Saturday, May 9, 2020

I'm Ready, Ready, Ready to Rock and Roll


I'm gonna rock it up, I'm gonna rip it up,
I'm gonna shake it up, gonna ball it up,
I'm gonna rock it up, and ball tonight!



The announcement today of Little Richard's death is sad, but not a surprise.  He had been reported in ill health for several years now, and was living as a veritable recluse in Nashville.

It might be easy for some to underestimate Richard Penniman's impact on popular music.  So much about his personality and performance seemed cartoon-like, rather than the serious musicianship of a man who poured the pain and confusion of his own private life...poverty, an abusive father, struggles with his sexuality...into his blazing talent.

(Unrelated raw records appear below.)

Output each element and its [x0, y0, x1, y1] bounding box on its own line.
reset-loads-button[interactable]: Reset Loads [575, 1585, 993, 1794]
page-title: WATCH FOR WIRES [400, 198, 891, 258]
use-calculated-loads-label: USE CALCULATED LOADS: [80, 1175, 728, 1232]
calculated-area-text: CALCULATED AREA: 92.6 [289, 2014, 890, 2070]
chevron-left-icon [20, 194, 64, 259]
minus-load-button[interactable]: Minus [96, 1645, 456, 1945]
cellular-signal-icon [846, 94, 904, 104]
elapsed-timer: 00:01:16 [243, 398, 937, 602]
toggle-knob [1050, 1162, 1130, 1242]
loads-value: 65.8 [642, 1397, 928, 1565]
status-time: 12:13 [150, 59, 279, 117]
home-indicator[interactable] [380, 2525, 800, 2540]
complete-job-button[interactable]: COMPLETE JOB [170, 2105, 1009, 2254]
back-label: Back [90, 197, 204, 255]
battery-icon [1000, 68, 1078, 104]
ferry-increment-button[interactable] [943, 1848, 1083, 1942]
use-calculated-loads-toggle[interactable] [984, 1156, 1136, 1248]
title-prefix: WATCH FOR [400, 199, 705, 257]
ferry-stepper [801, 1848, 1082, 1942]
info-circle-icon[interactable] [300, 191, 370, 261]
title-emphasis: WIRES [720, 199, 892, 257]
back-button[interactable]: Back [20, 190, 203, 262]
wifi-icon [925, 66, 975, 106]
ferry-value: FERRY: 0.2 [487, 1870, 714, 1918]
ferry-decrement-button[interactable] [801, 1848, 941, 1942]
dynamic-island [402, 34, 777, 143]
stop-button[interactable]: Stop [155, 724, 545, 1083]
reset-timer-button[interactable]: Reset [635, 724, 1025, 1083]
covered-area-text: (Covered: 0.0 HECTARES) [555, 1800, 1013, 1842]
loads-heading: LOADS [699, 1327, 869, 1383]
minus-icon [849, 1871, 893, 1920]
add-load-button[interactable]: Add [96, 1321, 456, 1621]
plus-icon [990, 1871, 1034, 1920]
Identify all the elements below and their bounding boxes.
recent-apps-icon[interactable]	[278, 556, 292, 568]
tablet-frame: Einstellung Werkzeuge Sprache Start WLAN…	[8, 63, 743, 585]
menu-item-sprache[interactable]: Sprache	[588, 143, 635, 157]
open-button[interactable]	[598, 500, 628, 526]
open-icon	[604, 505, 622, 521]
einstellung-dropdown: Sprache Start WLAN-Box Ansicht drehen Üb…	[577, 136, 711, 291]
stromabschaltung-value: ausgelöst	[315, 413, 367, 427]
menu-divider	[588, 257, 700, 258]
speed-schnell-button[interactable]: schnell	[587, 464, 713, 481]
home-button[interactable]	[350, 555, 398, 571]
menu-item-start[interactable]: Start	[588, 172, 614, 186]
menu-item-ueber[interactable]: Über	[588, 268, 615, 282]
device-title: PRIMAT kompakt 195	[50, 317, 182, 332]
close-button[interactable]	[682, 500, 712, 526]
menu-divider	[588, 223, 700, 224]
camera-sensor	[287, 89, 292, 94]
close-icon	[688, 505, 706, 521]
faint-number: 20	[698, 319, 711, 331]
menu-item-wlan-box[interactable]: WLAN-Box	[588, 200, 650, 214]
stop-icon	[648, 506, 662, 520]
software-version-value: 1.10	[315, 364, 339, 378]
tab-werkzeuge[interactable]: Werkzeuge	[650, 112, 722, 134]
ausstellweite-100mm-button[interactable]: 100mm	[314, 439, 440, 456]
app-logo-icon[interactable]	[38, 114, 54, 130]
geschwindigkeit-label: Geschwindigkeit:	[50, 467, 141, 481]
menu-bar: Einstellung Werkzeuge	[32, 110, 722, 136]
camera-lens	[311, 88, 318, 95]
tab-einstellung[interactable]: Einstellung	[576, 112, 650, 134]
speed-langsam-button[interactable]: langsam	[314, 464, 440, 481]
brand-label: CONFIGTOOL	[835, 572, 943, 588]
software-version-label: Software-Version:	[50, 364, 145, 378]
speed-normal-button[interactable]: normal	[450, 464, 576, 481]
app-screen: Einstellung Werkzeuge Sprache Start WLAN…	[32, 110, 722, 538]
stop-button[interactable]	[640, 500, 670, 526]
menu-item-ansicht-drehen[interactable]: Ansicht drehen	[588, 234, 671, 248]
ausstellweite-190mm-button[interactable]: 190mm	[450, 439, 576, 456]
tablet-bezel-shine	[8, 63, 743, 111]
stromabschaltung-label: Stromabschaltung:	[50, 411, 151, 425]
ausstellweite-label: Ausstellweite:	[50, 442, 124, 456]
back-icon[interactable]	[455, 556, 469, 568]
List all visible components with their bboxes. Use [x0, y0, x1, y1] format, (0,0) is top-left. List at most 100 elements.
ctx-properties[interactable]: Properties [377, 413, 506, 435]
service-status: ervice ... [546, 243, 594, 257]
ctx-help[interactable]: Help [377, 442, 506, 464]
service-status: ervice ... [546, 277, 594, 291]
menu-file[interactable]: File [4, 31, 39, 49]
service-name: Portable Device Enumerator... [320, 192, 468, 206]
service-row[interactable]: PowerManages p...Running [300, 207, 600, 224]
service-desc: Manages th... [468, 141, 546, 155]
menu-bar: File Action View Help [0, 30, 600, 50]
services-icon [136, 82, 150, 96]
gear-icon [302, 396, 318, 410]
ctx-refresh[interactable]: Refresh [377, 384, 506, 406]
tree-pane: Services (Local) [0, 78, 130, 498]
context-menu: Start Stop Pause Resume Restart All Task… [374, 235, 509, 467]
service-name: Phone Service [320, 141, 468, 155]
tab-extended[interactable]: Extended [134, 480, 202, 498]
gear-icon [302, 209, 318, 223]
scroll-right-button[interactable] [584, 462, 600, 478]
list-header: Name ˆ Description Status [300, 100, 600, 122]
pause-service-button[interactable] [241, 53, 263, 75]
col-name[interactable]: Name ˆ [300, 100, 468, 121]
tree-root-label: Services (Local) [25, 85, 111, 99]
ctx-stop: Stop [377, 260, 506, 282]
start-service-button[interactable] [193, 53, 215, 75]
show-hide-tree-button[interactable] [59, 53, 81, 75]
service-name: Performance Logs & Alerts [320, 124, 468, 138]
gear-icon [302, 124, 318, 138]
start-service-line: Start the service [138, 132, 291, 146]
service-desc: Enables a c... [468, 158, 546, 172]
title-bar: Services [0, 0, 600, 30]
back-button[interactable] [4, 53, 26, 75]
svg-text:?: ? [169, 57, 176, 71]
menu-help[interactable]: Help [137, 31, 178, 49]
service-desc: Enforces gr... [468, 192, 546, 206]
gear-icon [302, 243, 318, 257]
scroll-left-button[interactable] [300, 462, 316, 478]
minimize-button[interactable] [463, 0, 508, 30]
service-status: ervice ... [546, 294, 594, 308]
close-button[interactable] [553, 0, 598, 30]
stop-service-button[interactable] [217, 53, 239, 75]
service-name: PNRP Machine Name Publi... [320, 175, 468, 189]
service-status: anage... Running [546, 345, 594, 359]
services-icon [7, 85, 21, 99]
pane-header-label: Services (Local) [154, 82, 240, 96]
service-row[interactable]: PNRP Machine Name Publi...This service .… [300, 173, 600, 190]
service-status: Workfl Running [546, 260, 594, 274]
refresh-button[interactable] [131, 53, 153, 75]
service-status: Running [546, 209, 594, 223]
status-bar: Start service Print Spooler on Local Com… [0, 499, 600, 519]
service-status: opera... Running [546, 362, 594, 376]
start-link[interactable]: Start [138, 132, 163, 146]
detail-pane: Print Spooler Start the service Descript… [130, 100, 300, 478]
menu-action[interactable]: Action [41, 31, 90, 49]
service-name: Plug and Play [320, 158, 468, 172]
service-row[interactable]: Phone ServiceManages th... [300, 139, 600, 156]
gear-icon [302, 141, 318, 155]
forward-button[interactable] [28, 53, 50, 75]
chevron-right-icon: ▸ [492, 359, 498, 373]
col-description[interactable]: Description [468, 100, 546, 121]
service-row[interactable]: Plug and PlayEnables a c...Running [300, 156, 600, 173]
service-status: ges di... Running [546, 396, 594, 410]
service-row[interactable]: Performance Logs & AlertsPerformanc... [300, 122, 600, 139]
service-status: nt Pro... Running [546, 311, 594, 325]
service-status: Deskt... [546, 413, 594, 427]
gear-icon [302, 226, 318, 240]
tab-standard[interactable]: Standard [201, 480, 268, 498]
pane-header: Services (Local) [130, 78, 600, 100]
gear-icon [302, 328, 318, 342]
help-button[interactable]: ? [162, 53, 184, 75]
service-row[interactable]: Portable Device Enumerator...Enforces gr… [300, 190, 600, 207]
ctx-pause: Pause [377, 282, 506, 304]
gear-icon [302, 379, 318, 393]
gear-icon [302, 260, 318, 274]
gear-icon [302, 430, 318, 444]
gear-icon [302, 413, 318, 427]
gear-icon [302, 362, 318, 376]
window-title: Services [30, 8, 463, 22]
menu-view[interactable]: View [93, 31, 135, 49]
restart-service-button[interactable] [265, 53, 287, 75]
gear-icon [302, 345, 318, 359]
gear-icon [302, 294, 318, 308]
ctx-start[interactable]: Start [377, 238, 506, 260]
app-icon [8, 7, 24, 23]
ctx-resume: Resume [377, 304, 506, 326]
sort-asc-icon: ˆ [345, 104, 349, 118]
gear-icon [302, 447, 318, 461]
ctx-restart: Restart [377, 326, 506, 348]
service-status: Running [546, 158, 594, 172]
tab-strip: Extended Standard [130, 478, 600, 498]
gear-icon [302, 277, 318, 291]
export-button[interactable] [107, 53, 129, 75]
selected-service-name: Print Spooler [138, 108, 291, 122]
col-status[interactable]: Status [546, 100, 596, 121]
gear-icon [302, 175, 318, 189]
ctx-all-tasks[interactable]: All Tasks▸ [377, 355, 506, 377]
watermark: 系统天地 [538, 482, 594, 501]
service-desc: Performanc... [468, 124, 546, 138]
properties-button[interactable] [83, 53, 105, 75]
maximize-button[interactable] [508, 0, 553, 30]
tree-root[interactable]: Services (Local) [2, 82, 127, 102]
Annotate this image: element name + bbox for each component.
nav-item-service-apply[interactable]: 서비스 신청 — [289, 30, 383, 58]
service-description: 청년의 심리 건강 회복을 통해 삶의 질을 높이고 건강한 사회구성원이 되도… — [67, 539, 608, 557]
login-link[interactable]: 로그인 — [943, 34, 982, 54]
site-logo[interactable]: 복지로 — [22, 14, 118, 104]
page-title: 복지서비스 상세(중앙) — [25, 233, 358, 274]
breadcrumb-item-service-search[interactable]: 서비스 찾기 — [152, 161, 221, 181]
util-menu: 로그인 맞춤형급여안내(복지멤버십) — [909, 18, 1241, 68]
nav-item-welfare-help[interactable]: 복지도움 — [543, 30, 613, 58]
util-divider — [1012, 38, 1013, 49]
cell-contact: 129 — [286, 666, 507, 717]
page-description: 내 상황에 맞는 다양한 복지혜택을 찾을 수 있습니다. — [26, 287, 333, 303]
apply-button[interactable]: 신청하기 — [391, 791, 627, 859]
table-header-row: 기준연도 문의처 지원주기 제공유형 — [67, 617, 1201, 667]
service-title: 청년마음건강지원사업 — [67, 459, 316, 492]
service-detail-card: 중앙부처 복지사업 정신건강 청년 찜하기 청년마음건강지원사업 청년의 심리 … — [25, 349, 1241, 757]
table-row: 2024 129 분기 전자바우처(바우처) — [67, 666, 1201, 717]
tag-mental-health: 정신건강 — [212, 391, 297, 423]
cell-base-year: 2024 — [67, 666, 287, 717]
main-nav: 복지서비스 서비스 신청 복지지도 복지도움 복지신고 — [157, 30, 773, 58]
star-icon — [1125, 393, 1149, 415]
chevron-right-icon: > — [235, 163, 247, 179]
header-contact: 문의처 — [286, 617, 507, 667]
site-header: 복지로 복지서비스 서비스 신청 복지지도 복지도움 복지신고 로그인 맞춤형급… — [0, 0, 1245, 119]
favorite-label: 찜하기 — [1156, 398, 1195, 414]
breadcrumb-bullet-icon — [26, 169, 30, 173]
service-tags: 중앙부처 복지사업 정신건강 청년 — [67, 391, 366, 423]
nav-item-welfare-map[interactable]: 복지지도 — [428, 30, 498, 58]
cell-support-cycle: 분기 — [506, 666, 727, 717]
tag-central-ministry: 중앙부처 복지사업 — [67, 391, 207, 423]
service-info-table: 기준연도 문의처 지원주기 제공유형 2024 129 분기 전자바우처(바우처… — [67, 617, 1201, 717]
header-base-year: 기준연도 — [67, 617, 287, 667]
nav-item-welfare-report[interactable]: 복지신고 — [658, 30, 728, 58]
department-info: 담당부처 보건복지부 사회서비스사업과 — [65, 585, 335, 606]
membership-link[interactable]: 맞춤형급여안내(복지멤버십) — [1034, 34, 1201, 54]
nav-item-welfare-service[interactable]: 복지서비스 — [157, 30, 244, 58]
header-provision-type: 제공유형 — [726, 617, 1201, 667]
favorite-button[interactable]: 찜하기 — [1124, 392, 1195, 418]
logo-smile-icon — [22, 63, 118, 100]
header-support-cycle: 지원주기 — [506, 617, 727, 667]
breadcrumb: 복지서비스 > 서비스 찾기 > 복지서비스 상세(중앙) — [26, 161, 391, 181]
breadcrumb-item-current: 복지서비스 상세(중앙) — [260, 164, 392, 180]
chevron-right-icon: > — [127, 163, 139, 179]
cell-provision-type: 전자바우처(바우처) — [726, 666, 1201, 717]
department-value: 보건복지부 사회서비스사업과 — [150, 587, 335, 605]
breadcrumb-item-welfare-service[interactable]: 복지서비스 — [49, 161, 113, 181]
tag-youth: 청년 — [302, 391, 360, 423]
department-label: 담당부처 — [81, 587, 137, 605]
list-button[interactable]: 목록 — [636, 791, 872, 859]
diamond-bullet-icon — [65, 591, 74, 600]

(Life in his hometown of Macon, Georgia was hard for most anyone born with black skin, but man, there must have been something in the water down there.  Two of Richard's neighborhood pals were James Brown and Otis Redding.  I don't know about you, but I'd be hard-pressed to name any other relatively small plot of geography that produced three such towering icons of music, all of whom achieved their fame entirely independent of one another.)

He was a part of the original triumvirate of Rock & Roll that not only revolutionized popular music, but sexualized it as well:  Elvis was dark, smoldering and dangerous...Chuck Berry was handsome, charming and dangerous...and Little Richard was raw, unbridled sex, perhaps the most dangerous taboo-smasher of them all.  The realization that millions of teenaged white girls were being driven into a frenzy by the likes of Little Richard did not sit well with many white American parents.

But he was so much more than just sexual energy.  His songs were the high octane fuel that powered the first engine of rock, and they were timeless and profoundly influential.  There's a reason why the Beatles, Bob Dylan and Elton John all loved and revered him.

(And he had a good eye for spotting musical talent.  The young guy he hired to play guitar in his touring band in the early 1960s was named Jimi Hendrix.)

I got to see Little Richard perform live about twenty years ago.  He was opening for Chuck Berry (who was terrible; he didn't even bother to tune his guitar, and his backup band...two locals the promoter probably hired in exchange for a case of cheap beer...played as if they had never held instruments in their hands before.  You can read more about that debacle here), and Richard was magnificent.  You wouldn't have believe he was a man nearing 70, as he pounded his keyboard, jumped around, and wailed his classic hits with savage joy.

I wish his life had been a happier one more of the time.  For much of it, Richard seemed to wrestle with his homosexuality, at times proudly claiming it, at others condemning it as sinful, and arguing that being gay was a choice, not something one is born into.  Likewise his relationship with God was fraught with peaks and valleys.  In 1957 at the very pinnacle of his success, he had a vision of Armageddon and his own damnation, and he promptly quit music, got rid of his pompadour, and enrolled in Bible school.  Throughout the rest of his life he would veer toward being the Reverend Penniman...recording gospel albums, preaching, and even presiding over celebrity weddings, such as that of Bruce Willis and Demi Moore, as well as Tom Petty's.  But then there would be the dark periods when he would be more inclined to worship cocaine than the Almighty.

But when times were good, when Little Richard made his piano sound like an orchestra, and that child-like smile broke out across his face,and when he unleashed A-WOMP BOMP A-LOO BOMP A-LOMP BOMP BOMP on the world, things could never be any better for us all.

Ordinarily I would wish for him that he may rest in peace.  But let's be honest, peaceful was never Little Richard's speed.   Right now, they are tearing it up inside the Pearly Gates!